Granger lowered her eyes and re-sheathed her wand. Then she steadied the golden goblet with both hands, holding it out to him ... an offering to soothe the savage beast. But the liquid's surface rippled as a result of her trembling hands. "Malfoy, I swear to you that the enhanced Wolfsbane in this goblet is not what I gave to Fenrir Greyback. Will that do? There's not enough time for a wand oath."

The moon was rising. Its round, gold face three-quarters full cast light into the room, leaving a bas-relief of shadow playing across one white-washed wall. It drowned out the faint, flickering flame of the oil-lamp illuminating her work space.

She swallowed hard, and her voice shook just a little when she spoke again. "Just drink the damned thing."

He crossed his arms, the sinews rippling as they prepared for his transmutation. He ignored his body and the clamoring of the beast as it clawed and scratched its way into existence, and assessed her. Her lower lip was bloodless from the grip of her perfectly proportioned front teeth, and he remembered that he was responsible for them. Her hair was frizzled from the heat of the cauldron, and her eyes met his without wavering. It had been a decade since he'd seen her, and three months since he'd asked for her aid, but it had been four hours since he'd walked into a trap, and a lifetime since he'd been willing to accept anything from a Mudblood. "Why?"

"Just trust me." She glanced over her shoulder at the almost completely round orb perfectly framed by the large plate glass window.

When she turned to face him Draco's breath caught in his throat. It seemed as if her entire heart was readable in her eyes. The only trouble was that he had never learned to read the language.

"Please." She spoke so softly it was almost a whisper.

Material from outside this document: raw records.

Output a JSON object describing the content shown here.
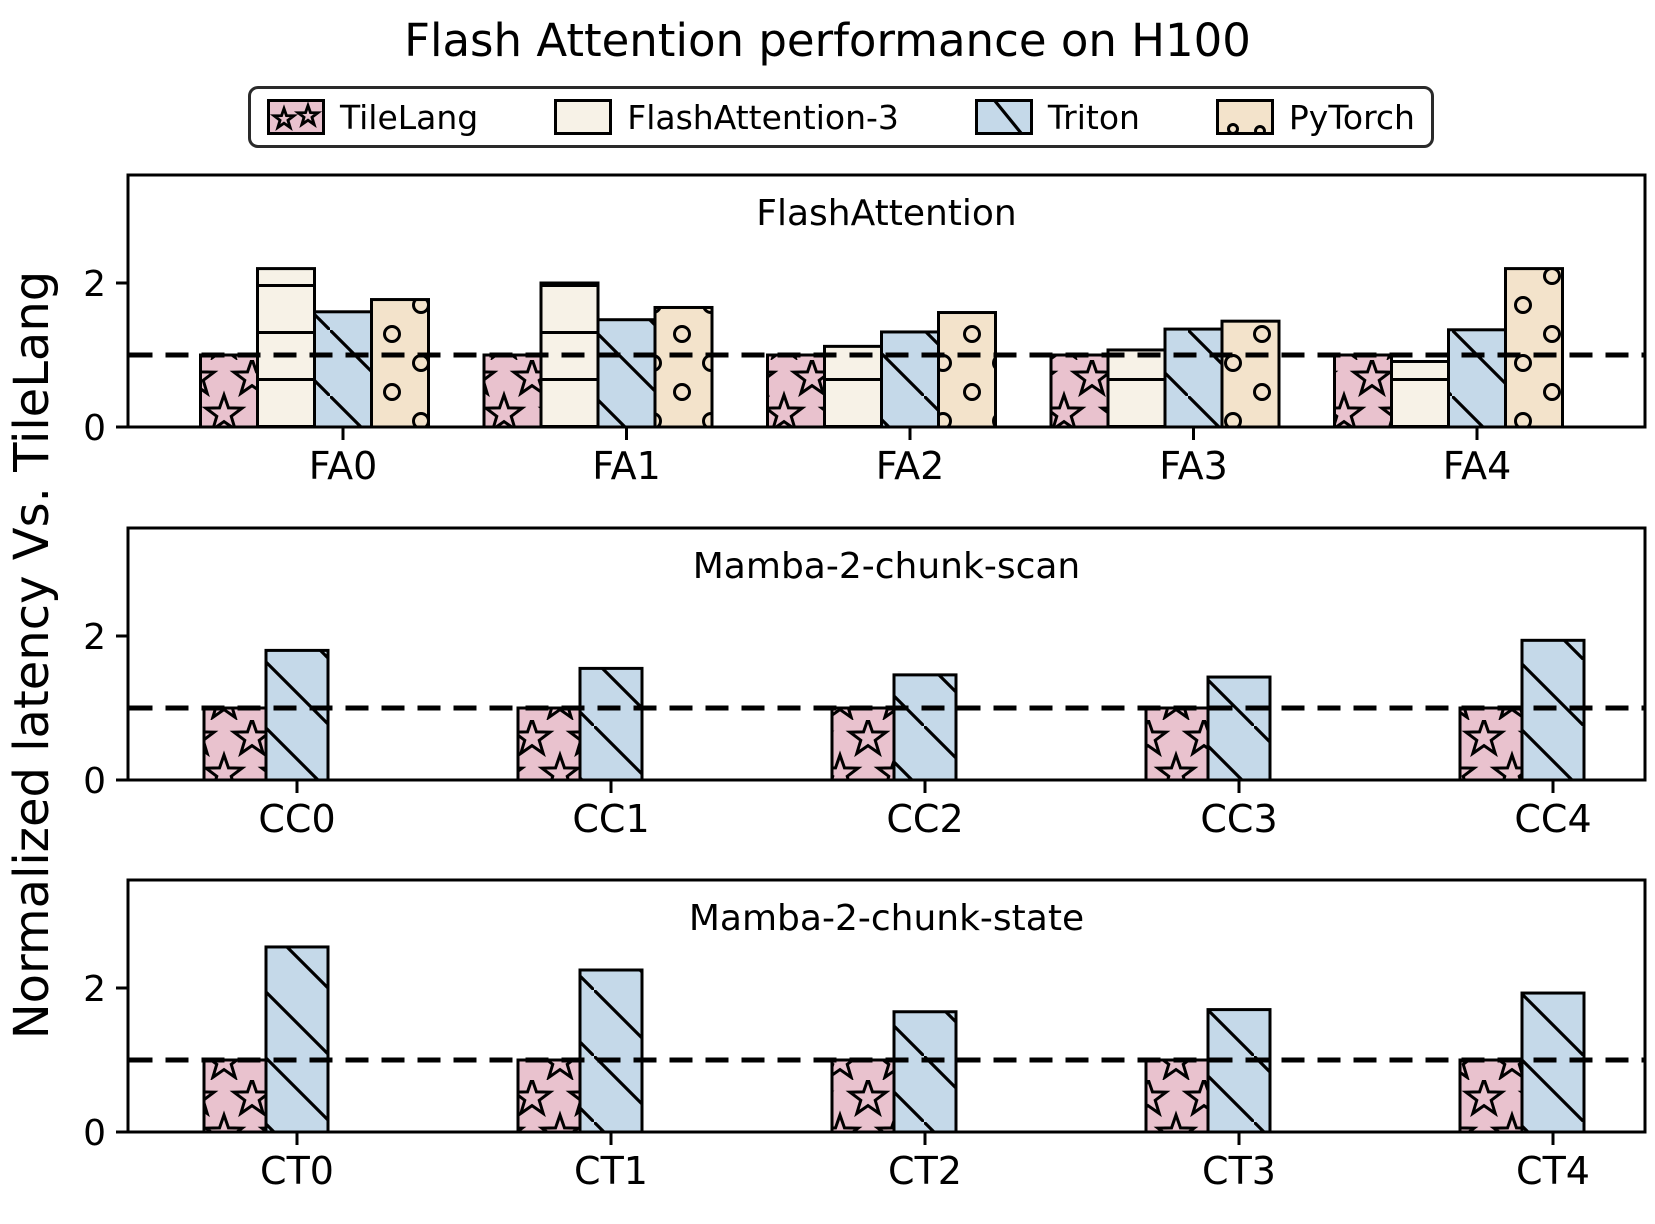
{
  "title": "Flash Attention performance on H100",
  "ylabel": "Normalized latency Vs. TileLang",
  "legend": {
    "items": [
      {
        "label": "TileLang",
        "color": "#e9c2ce",
        "hatch": "star"
      },
      {
        "label": "FlashAttention-3",
        "color": "#f7f2e7",
        "hatch": "hlines"
      },
      {
        "label": "Triton",
        "color": "#c5d9e9",
        "hatch": "diag"
      },
      {
        "label": "PyTorch",
        "color": "#f3e3cb",
        "hatch": "circles"
      }
    ]
  },
  "baseline": {
    "value": 1,
    "style": "dashed",
    "color": "#000000"
  },
  "axis": {
    "yticks": [
      0,
      2
    ],
    "ylim": [
      0,
      3.5
    ]
  },
  "chart_data": [
    {
      "type": "bar",
      "title": "FlashAttention",
      "categories": [
        "FA0",
        "FA1",
        "FA2",
        "FA3",
        "FA4"
      ],
      "series": [
        {
          "name": "TileLang",
          "values": [
            1.0,
            1.0,
            1.0,
            1.0,
            1.0
          ]
        },
        {
          "name": "FlashAttention-3",
          "values": [
            2.2,
            2.0,
            1.12,
            1.07,
            0.91
          ]
        },
        {
          "name": "Triton",
          "values": [
            1.6,
            1.49,
            1.32,
            1.36,
            1.35
          ]
        },
        {
          "name": "PyTorch",
          "values": [
            1.77,
            1.66,
            1.59,
            1.47,
            2.2
          ]
        }
      ],
      "ylim": [
        0,
        3.5
      ],
      "yticks": [
        0,
        2
      ],
      "grid": false
    },
    {
      "type": "bar",
      "title": "Mamba-2-chunk-scan",
      "categories": [
        "CC0",
        "CC1",
        "CC2",
        "CC3",
        "CC4"
      ],
      "series": [
        {
          "name": "TileLang",
          "values": [
            1.0,
            1.0,
            1.0,
            1.0,
            1.0
          ]
        },
        {
          "name": "Triton",
          "values": [
            1.8,
            1.55,
            1.46,
            1.43,
            1.94
          ]
        }
      ],
      "ylim": [
        0,
        3.5
      ],
      "yticks": [
        0,
        2
      ],
      "grid": false
    },
    {
      "type": "bar",
      "title": "Mamba-2-chunk-state",
      "categories": [
        "CT0",
        "CT1",
        "CT2",
        "CT3",
        "CT4"
      ],
      "series": [
        {
          "name": "TileLang",
          "values": [
            1.0,
            1.0,
            1.0,
            1.0,
            1.0
          ]
        },
        {
          "name": "Triton",
          "values": [
            2.57,
            2.25,
            1.67,
            1.7,
            1.93
          ]
        }
      ],
      "ylim": [
        0,
        3.5
      ],
      "yticks": [
        0,
        2
      ],
      "grid": false
    }
  ]
}
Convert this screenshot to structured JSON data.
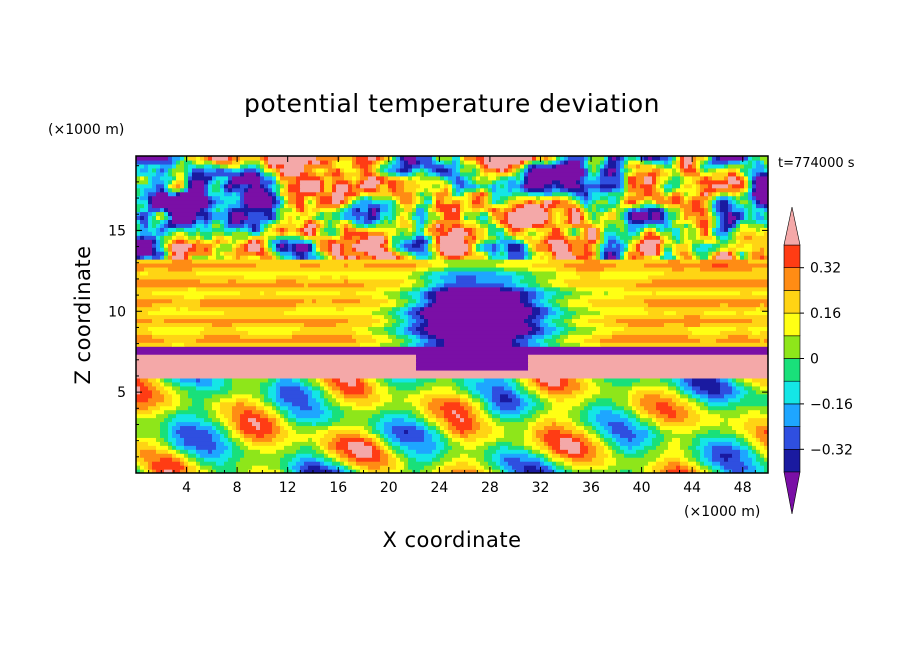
{
  "chart_data": {
    "type": "heatmap",
    "title": "potential temperature deviation",
    "xlabel": "X coordinate",
    "ylabel": "Z coordinate",
    "x_unit": "(×1000 m)",
    "y_unit": "(×1000 m)",
    "time_label": "t=774000 s",
    "xlim": [
      0,
      50
    ],
    "ylim": [
      0,
      19.6
    ],
    "x_ticks": [
      4,
      8,
      12,
      16,
      20,
      24,
      28,
      32,
      36,
      40,
      44,
      48
    ],
    "y_ticks": [
      5,
      10,
      15
    ],
    "colorbar": {
      "labels": [
        {
          "value": 0.32,
          "text": "0.32"
        },
        {
          "value": 0.16,
          "text": "0.16"
        },
        {
          "value": 0,
          "text": "0"
        },
        {
          "value": -0.16,
          "text": "−0.16"
        },
        {
          "value": -0.32,
          "text": "−0.32"
        }
      ],
      "levels": [
        -0.4,
        -0.32,
        -0.24,
        -0.16,
        -0.08,
        0,
        0.08,
        0.16,
        0.24,
        0.32,
        0.4
      ],
      "colors": [
        "#7a0fa6",
        "#1a1aa0",
        "#2f4fe0",
        "#1ea6ff",
        "#14e6e6",
        "#19e07a",
        "#8ee61a",
        "#ffff14",
        "#ffd414",
        "#ff8c14",
        "#ff3c14",
        "#f4a8a8"
      ],
      "extend": "both"
    },
    "regions": [
      {
        "z_range": [
          0,
          6
        ],
        "description_value": "mixed -0.32 to 0.4"
      },
      {
        "z_range": [
          6,
          7.5
        ],
        "value": 0.4
      },
      {
        "z_range": [
          7.5,
          13
        ],
        "value": 0.2
      },
      {
        "z_range": [
          13,
          19.6
        ],
        "value": "mixed -0.4 / 0.4"
      }
    ]
  }
}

He measured what he knew about her against his own desire for freedom and survival. "Again, why?"

Their eyes met and held.

"It's a leap of faith ... Draco."

He took a deep breath and stared into her eyes.

He reached for the goblet.

~o0o~

Author's Note: As always my thanks to SnarkyWench for her completely on-point comments and lightening fast response time.

For those who will ask about a continuation, I wanted to give you an answer here. I have decided to let this stand as a one-shot. I wanted to create a scenario similar to Frank R. Stockton's The Lady or the Tiger, in which the ending is left to the reader's imagination. I only hope that I've managed it with some degree of success, and you're able to find enough clues to support either answer ... the wolf or the witch.